Vera Brittain was an English Voluntary Aid Detachment nurse, writer, feminist and pacifist who made the following observation in her 1933 memoir, 'Testament of Youth':
“I wish those people who talk about going
on with this war whatever it costs could see
the soldiers suffering from mustard gas
poisoning.
Great mustard-coloured blisters, blind eyes,
all sticky and stuck together, always fighting
for breath, with voices a mere whisper, saying
that their throats are closing, and they know
they will choke.”
-- The Third Battle of Ypres
Of the battles, the largest, best-known, and most costly in human suffering was the Third Battle of Ypres (31st. July to 6th. November 1917, also known as the Battle of Passchendaele), in which the British, Canadian, ANZAC, and French forces recaptured the Passchendaele Ridge east of the city at a terrible cost of lives.
After months of fighting, this battle resulted in nearly half a million casualties to all sides, and only a few miles of ground won by Allied forces.
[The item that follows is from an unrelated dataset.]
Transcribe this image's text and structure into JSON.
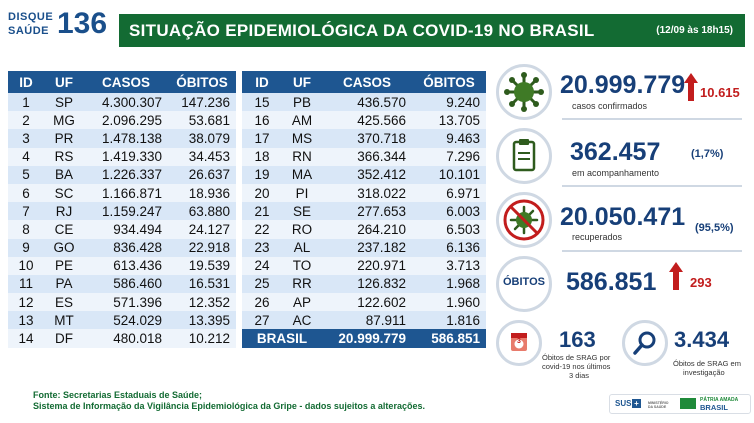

During the course of the battle Ypres was all but obliterated by artillery fire.
-- Lieutenant-Colonel Beckles Willson
In 1920 Lieutenant-Colonel Beckles Willson wrote:
'There is not a single half-acre in Ypres
that is not sacred.
There is not a single stone which has not
sheltered scores of loyal young hearts,
whose one impulse and desire was to fight
and, if need be, to die for England.
Their blood has drenched its cloisters and
its cellars, but if never a drop had been spilt,
if never a life had been lost in defence of
Ypres, still would Ypres have been hallowed,
if only for the hopes and the courage it has
inspired and the scenes of valour and sacrifice
it has witnessed'.
-- Ypres Today
After the Great War the town was extensively rebuilt using money paid by Germany in reparations, with the main square, including the Cloth Hall and town hall, being rebuilt as close to the original designs as possible (the rest of the rebuilt town is more modern in appearance).
The Cloth Hall today is home to the 'In Flanders Fields Museum', dedicated to Ypres's role in the First World War and named after the 'Poppy' poem by John McCrae.
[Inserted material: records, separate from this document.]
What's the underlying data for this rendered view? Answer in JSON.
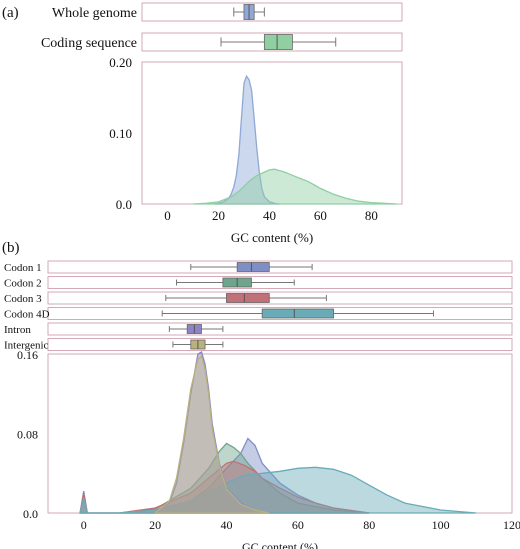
{
  "chart_data": [
    {
      "panel": "(a)",
      "type": "boxplot+histogram",
      "xlabel": "GC content (%)",
      "xlim": [
        -10,
        92
      ],
      "ylim": [
        0,
        0.2
      ],
      "xticks": [
        0,
        20,
        40,
        60,
        80
      ],
      "yticks": [
        "0.0",
        "0.10",
        "0.20"
      ],
      "colors": {
        "Whole genome": "#8fa8d6",
        "Coding sequence": "#8fcfa2"
      },
      "boxplots": [
        {
          "label": "Whole genome",
          "whisker_low": 26,
          "q1": 30,
          "median": 32,
          "q3": 34,
          "whisker_high": 38
        },
        {
          "label": "Coding sequence",
          "whisker_low": 21,
          "q1": 38,
          "median": 43,
          "q3": 49,
          "whisker_high": 66
        }
      ],
      "series": [
        {
          "name": "Whole genome",
          "x": [
            18,
            20,
            22,
            24,
            25,
            26,
            27,
            28,
            29,
            30,
            31,
            32,
            33,
            34,
            35,
            36,
            37,
            38,
            40,
            42,
            44
          ],
          "y": [
            0,
            0.001,
            0.003,
            0.008,
            0.014,
            0.024,
            0.04,
            0.07,
            0.12,
            0.17,
            0.18,
            0.175,
            0.16,
            0.12,
            0.08,
            0.045,
            0.022,
            0.01,
            0.003,
            0.001,
            0
          ]
        },
        {
          "name": "Coding sequence",
          "x": [
            10,
            15,
            20,
            25,
            28,
            30,
            32,
            35,
            38,
            40,
            42,
            44,
            46,
            48,
            50,
            52,
            55,
            58,
            60,
            65,
            70,
            75,
            80,
            85,
            90
          ],
          "y": [
            0,
            0.001,
            0.003,
            0.01,
            0.018,
            0.025,
            0.032,
            0.04,
            0.045,
            0.048,
            0.049,
            0.047,
            0.045,
            0.042,
            0.039,
            0.036,
            0.032,
            0.026,
            0.022,
            0.014,
            0.008,
            0.004,
            0.002,
            0.001,
            0
          ]
        }
      ]
    },
    {
      "panel": "(b)",
      "type": "boxplot+histogram",
      "xlabel": "GC content (%)",
      "xlim": [
        -10,
        120
      ],
      "ylim": [
        0,
        0.16
      ],
      "xticks": [
        0,
        20,
        40,
        60,
        80,
        100,
        120
      ],
      "yticks": [
        "0.0",
        "0.08",
        "0.16"
      ],
      "colors": {
        "Codon 1": "#7f8fc6",
        "Codon 2": "#6ea58c",
        "Codon 3": "#c07076",
        "Codon 4D": "#6aabb8",
        "Intron": "#8c84c6",
        "Intergenic": "#b7b27f"
      },
      "boxplots": [
        {
          "label": "Codon 1",
          "whisker_low": 30,
          "q1": 43,
          "median": 47,
          "q3": 52,
          "whisker_high": 64
        },
        {
          "label": "Codon 2",
          "whisker_low": 26,
          "q1": 39,
          "median": 43,
          "q3": 47,
          "whisker_high": 59
        },
        {
          "label": "Codon 3",
          "whisker_low": 23,
          "q1": 40,
          "median": 45,
          "q3": 52,
          "whisker_high": 68
        },
        {
          "label": "Codon 4D",
          "whisker_low": 22,
          "q1": 50,
          "median": 59,
          "q3": 70,
          "whisker_high": 98
        },
        {
          "label": "Intron",
          "whisker_low": 24,
          "q1": 29,
          "median": 31,
          "q3": 33,
          "whisker_high": 39
        },
        {
          "label": "Intergenic",
          "whisker_low": 25,
          "q1": 30,
          "median": 32,
          "q3": 34,
          "whisker_high": 39
        }
      ],
      "series": [
        {
          "name": "Codon 1",
          "x": [
            -1,
            0,
            1,
            10,
            20,
            30,
            35,
            40,
            44,
            46,
            48,
            50,
            55,
            60,
            65,
            70,
            80
          ],
          "y": [
            0,
            0.022,
            0,
            0,
            0.003,
            0.012,
            0.025,
            0.045,
            0.06,
            0.075,
            0.068,
            0.05,
            0.03,
            0.018,
            0.01,
            0.005,
            0
          ]
        },
        {
          "name": "Codon 2",
          "x": [
            -1,
            0,
            1,
            10,
            20,
            30,
            35,
            38,
            40,
            42,
            44,
            46,
            50,
            55,
            60,
            70,
            80
          ],
          "y": [
            0,
            0.018,
            0,
            0,
            0.004,
            0.025,
            0.045,
            0.062,
            0.07,
            0.066,
            0.06,
            0.05,
            0.035,
            0.02,
            0.01,
            0.003,
            0
          ]
        },
        {
          "name": "Codon 3",
          "x": [
            -1,
            0,
            1,
            10,
            20,
            30,
            35,
            40,
            42,
            45,
            48,
            50,
            55,
            60,
            65,
            70,
            80
          ],
          "y": [
            0,
            0.02,
            0,
            0,
            0.005,
            0.02,
            0.035,
            0.05,
            0.052,
            0.048,
            0.042,
            0.035,
            0.025,
            0.016,
            0.01,
            0.005,
            0
          ]
        },
        {
          "name": "Codon 4D",
          "x": [
            -1,
            0,
            1,
            10,
            20,
            30,
            40,
            45,
            50,
            55,
            60,
            65,
            70,
            75,
            80,
            85,
            90,
            100,
            110
          ],
          "y": [
            0,
            0.015,
            0,
            0,
            0.003,
            0.012,
            0.03,
            0.038,
            0.04,
            0.042,
            0.045,
            0.046,
            0.044,
            0.038,
            0.028,
            0.018,
            0.01,
            0.003,
            0
          ]
        },
        {
          "name": "Intron",
          "x": [
            20,
            24,
            26,
            28,
            30,
            32,
            33,
            34,
            35,
            36,
            38,
            40,
            44,
            48,
            52
          ],
          "y": [
            0,
            0.01,
            0.03,
            0.07,
            0.12,
            0.16,
            0.162,
            0.15,
            0.125,
            0.09,
            0.05,
            0.025,
            0.01,
            0.003,
            0
          ]
        },
        {
          "name": "Intergenic",
          "x": [
            20,
            24,
            26,
            28,
            30,
            32,
            33,
            34,
            35,
            36,
            38,
            40,
            44,
            48,
            52
          ],
          "y": [
            0,
            0.012,
            0.035,
            0.075,
            0.125,
            0.155,
            0.158,
            0.145,
            0.12,
            0.085,
            0.048,
            0.024,
            0.009,
            0.003,
            0
          ]
        }
      ]
    }
  ]
}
Ypres these days has the title of 'City of Peace' and maintains a close friendship with another town on which war had a profound impact: Hiroshima. Both towns witnessed warfare at its worst: Ypres was one of the first places where chemical warfare was employed, while Hiroshima suffered the debut of nuclear warfare.
Ypres hosts the international campaign secretariat of Mayors for Peace, an international Mayoral organisation mobilising cities and citizens worldwide to abolish and eliminate nuclear weapons by the year 2020. It didn't happen.